“Cold spurs rush to shelters”

This was the top headline in the 24 Hours daily this morning, noticed on the paper the woman across from me on the SkyTrain was reading (perish the thought of someone thinking I would actually touch that paper unless utterly deprived of all other news media).

What I can’t understand is why we’re suddenly anthropomorphising spurs by implying that they rush anywhere, why they would rush to shelters, and why they felt particularly cold in the first place (I mean, come on, people, 5 degrees is not too terribly cold, and face it — spurs are made of metal, anyway — no temperature sensing neurons).
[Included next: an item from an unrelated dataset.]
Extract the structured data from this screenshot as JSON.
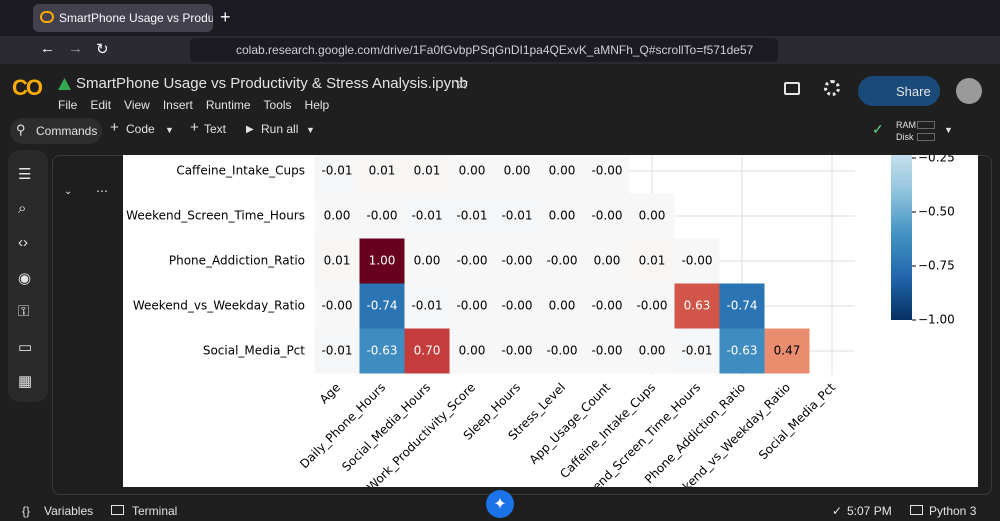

Jokes aside, you have to admit that’s an impressive string of words all having ambiguous parts of speech. I’m not sure I could have come up with something like that without thinking about it pretty hard, and there’s no telling how long it took non-native English speakers to decode a headline mess like that. Anyone need a job as a copy editor?

2 Comments so far

  1. maikopunk (unregistered) on February 17th, 2006 @ 1:47 pm

    You asked for a copyeditor? You got one!
    The way it’s writeen it could either mean that cold spurs are rushing to shelters (which doesn’t make any sense) or that the cold weather
    is spurring people to get the hell out of the cold.
    If I suspected that those free papers were offering an sort of reasonable salary, I’d drop out of copyeditor school and get down with their confusing headlines. Maybe “Shelters Help Homeless Escape the Cold?”
    Good eye there, Matt.

  2. Matt (unregistered) on February 17th, 2006 @ 2:22 pm

    I often marvel at how bad many headlines are in the first place — words get chopped to such a degree that they only really make sense to people who already know what the article is about. But I think this was the worst because it’s not only ambiguous, but so perfectly parses in an alternate meaning.

    Reminds me of that old email about the mistakes in church bulletins. “Ladies, don’t forget the rummage sale. It is a good chance to get rid of those things not worth keeping around the house. Bring your husbands.”